During this historical moment, it is already a miracle to be able to spend any amount of time together, even if (until now) the Coronavirus has not taken over or seriously affected people’s lives, thanks to the excellent work of the government and the scrupulous attention of the Taiwanese in following the rules of hygiene, due, they say, to the great fear of death.
Among the 50 people, of varying ages, origin and religion, there was also A-Xia, an elderly woman and mother of our friend from China who is married to a Taiwanese man. Four years ago, her daughter, Dong-dong, knocked on our door and said she wanted to get to know God. After a few months of catechism, she was baptized, together with her husband and children. The first night during the games, the mother stood out for her especially pugnacious spirit, a rarity here where people tend to play for fun and not to win. We discovered later that A-Xia was a professional badminton player who had represented her Country in different competitions.

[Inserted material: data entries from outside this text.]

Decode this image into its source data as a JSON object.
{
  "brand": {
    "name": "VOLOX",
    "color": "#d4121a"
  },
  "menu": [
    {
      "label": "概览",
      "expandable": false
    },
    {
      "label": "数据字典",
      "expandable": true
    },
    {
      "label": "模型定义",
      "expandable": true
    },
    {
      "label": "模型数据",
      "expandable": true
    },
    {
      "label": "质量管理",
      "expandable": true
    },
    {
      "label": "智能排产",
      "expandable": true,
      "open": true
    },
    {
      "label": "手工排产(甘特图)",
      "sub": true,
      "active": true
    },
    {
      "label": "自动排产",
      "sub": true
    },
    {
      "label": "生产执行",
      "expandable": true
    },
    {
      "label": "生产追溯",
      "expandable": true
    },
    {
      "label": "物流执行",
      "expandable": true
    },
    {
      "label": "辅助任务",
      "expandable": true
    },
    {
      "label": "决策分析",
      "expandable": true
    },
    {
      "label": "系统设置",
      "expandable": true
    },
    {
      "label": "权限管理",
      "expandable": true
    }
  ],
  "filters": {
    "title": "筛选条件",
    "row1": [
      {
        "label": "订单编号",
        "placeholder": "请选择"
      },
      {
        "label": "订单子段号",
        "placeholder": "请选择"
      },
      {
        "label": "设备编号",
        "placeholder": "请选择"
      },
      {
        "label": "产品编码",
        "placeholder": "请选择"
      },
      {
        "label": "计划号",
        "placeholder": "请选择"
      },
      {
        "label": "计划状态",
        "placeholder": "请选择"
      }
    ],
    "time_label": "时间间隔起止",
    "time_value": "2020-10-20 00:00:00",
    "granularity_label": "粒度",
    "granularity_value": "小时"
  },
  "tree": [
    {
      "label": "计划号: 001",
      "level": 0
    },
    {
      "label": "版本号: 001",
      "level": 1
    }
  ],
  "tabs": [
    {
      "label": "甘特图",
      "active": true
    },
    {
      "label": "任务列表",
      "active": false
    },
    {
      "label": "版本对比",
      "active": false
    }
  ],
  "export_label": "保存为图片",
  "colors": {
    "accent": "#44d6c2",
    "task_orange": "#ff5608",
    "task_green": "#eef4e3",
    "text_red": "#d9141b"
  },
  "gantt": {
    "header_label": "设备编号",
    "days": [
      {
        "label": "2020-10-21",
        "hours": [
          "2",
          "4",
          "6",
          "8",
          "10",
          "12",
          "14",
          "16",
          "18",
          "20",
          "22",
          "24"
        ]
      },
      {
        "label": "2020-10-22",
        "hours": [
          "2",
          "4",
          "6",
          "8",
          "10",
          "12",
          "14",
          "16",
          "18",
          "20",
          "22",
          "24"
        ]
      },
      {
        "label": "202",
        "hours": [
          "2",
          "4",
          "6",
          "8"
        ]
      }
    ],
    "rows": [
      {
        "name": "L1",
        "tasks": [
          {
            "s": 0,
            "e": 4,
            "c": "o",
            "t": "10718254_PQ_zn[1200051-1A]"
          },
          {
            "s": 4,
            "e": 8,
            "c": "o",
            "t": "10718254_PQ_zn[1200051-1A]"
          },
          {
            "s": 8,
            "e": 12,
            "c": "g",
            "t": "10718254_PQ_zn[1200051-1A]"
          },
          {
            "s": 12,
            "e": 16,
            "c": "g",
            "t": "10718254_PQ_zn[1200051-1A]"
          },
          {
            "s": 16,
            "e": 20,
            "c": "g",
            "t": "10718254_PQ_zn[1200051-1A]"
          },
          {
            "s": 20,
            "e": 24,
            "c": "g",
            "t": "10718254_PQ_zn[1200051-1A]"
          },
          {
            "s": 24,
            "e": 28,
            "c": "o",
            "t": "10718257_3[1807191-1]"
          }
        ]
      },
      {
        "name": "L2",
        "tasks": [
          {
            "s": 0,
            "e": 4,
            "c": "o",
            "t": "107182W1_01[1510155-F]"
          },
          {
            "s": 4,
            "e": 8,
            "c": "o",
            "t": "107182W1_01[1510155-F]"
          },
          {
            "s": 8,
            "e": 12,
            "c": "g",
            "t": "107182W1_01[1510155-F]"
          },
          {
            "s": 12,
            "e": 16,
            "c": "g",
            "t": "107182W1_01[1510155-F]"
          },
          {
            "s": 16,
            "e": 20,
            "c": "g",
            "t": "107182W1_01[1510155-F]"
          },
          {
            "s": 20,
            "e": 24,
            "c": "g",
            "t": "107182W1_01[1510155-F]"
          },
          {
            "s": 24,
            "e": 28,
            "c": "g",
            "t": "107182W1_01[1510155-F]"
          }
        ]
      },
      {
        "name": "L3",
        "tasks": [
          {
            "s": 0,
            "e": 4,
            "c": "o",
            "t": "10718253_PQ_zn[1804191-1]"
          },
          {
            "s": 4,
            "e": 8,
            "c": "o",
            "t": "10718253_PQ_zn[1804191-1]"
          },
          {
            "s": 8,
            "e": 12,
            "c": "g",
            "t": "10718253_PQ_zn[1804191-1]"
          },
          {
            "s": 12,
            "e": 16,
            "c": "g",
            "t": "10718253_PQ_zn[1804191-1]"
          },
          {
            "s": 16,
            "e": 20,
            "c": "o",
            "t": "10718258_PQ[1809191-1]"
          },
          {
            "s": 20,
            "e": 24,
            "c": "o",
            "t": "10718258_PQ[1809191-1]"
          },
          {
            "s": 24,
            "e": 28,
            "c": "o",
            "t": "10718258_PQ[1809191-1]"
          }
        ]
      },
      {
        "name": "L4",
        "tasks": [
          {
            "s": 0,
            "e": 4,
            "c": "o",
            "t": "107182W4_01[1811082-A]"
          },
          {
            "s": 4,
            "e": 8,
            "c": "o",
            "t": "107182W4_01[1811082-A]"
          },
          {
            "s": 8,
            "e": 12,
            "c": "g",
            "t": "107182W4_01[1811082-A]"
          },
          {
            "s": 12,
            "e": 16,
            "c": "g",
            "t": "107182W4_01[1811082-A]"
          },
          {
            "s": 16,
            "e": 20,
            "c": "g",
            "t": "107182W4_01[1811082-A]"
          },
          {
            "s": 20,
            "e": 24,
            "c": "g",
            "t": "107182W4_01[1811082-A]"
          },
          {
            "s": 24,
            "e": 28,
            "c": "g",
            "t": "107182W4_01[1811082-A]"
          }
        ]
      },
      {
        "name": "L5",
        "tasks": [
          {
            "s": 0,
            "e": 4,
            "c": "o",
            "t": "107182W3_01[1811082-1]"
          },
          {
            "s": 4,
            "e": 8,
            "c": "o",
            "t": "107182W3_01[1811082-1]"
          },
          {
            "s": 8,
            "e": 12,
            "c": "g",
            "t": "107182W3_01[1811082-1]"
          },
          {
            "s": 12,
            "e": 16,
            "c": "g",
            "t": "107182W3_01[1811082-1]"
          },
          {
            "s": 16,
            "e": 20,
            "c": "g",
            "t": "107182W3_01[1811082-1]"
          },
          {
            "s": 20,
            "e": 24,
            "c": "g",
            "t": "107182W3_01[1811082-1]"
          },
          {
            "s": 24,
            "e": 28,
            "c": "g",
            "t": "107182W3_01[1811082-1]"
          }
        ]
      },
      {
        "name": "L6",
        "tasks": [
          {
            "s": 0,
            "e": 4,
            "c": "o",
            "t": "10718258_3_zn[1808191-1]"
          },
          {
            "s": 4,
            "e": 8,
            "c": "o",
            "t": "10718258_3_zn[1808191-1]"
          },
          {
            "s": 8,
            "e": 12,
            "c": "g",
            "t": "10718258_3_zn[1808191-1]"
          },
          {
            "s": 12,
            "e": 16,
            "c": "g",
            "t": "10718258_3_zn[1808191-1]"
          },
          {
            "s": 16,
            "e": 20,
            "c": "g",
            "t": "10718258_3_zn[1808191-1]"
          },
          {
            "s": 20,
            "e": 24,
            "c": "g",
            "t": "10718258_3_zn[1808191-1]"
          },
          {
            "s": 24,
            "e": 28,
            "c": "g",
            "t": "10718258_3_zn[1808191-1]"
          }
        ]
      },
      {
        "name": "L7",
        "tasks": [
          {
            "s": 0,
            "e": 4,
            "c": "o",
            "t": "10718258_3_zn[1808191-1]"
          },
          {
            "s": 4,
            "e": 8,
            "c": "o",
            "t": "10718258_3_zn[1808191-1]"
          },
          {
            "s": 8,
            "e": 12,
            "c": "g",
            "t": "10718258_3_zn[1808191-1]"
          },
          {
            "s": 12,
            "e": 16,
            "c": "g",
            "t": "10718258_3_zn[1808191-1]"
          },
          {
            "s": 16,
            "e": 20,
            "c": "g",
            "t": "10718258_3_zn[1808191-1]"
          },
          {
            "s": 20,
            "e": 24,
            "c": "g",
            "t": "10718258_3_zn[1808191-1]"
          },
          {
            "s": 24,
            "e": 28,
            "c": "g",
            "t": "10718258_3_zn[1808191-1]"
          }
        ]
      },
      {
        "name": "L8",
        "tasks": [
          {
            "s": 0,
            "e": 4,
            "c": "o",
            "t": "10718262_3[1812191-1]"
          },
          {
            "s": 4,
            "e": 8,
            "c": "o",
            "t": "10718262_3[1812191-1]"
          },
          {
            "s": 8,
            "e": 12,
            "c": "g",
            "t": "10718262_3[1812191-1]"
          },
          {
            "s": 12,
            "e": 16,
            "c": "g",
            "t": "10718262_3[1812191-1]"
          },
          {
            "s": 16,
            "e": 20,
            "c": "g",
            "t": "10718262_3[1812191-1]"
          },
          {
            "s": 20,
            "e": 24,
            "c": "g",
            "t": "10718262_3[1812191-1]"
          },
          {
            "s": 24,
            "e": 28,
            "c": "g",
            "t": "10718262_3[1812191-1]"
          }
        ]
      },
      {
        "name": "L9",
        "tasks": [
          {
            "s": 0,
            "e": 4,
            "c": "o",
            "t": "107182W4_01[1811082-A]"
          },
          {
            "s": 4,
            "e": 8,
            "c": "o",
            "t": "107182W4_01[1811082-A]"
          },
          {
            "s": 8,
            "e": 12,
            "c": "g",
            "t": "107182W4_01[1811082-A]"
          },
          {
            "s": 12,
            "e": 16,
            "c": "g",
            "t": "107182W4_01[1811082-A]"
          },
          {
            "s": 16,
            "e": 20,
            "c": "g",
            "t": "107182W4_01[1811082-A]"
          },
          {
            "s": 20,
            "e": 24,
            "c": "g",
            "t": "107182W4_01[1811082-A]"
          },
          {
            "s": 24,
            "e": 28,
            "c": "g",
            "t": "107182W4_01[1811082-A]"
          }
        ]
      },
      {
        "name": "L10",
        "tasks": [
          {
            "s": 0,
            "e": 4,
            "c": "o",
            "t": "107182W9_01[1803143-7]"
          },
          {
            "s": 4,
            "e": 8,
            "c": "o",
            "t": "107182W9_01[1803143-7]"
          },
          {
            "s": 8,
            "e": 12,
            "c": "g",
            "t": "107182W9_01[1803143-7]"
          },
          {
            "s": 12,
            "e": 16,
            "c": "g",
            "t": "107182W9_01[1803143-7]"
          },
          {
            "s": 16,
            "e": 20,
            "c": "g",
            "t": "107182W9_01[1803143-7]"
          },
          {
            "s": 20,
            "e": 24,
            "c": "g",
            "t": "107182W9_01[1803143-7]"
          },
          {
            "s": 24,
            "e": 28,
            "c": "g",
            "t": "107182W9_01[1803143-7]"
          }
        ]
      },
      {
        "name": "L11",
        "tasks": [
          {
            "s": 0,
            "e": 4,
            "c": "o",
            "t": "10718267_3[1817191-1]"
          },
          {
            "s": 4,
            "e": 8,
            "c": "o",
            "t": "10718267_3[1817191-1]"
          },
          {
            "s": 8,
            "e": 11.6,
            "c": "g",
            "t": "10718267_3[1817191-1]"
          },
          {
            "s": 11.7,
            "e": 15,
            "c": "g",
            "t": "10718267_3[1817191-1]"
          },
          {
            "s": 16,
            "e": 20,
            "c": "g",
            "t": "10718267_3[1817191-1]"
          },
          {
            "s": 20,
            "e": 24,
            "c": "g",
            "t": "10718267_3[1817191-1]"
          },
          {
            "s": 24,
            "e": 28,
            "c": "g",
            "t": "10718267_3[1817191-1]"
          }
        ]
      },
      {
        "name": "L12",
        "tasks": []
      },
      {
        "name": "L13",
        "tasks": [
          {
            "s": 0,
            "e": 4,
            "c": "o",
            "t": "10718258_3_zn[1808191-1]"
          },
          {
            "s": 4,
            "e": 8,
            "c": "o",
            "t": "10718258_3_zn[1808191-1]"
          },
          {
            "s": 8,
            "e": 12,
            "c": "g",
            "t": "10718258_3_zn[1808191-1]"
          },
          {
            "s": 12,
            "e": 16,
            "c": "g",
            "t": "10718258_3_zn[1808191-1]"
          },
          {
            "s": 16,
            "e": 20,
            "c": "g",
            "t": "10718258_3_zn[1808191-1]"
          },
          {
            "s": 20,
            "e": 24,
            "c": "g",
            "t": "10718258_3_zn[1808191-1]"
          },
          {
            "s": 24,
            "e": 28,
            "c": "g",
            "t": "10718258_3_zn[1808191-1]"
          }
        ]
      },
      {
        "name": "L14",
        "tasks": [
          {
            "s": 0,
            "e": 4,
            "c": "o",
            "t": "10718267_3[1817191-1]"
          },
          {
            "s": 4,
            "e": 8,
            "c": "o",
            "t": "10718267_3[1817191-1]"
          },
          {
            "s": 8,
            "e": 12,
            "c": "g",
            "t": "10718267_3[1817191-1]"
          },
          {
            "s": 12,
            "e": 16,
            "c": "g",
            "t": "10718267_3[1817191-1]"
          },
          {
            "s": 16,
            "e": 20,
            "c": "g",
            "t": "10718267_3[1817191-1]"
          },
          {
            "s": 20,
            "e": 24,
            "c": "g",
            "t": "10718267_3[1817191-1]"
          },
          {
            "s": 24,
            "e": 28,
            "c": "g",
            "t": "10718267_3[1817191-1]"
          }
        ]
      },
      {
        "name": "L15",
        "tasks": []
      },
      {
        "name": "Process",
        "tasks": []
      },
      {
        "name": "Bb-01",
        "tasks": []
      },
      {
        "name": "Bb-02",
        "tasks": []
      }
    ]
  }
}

Apart from the games together, we also admired the ancient trees and nature, sang and prayed, and listened to Fr. Antonio Acevedo and Ruth, a protestant friend, present the book Five Loaves and Two Fish by Van Thuan.
It was a beautiful and rich time, in which every detail was truly a sign of God’s care for our smallness, made infinitely great by Him. At the end of the vacation, A-Xia surprised us when she said, “For me these three days have been a journey for which I am grateful; heart to heart, we lived every moment that was given. I haven’t had an easy life. At 31, my husband was diagnosed with a tumor. I, by myself, had to take care of him, his parents and our daughter. I struggled a lot but I never stopped giving thanks. When I was little, they taught us that at Peking the emperor in ancient times used to pray and thank the gods in the Temple of Heaven. So I did the same, amidst all my dramas, I always felt the protection of Heaven and thanked Lao Tian, the old God of Heaven. Only now, thanks to my daughter and to you, I know that it is the Lord, so I can finally thank Him and call him by name.” I was so moved by the work that God is doing in this woman, and at the way He allows us to participate. It raises that beautiful question yet again: what is man that You are mindful of him?.
(Donato Contuzzi is parish priest of Sao Paulo in Xinzhuang, New Taipei City, Taiwan. In the picture, Wang Hui, “From Jinan to Mount Tai”, 1698.)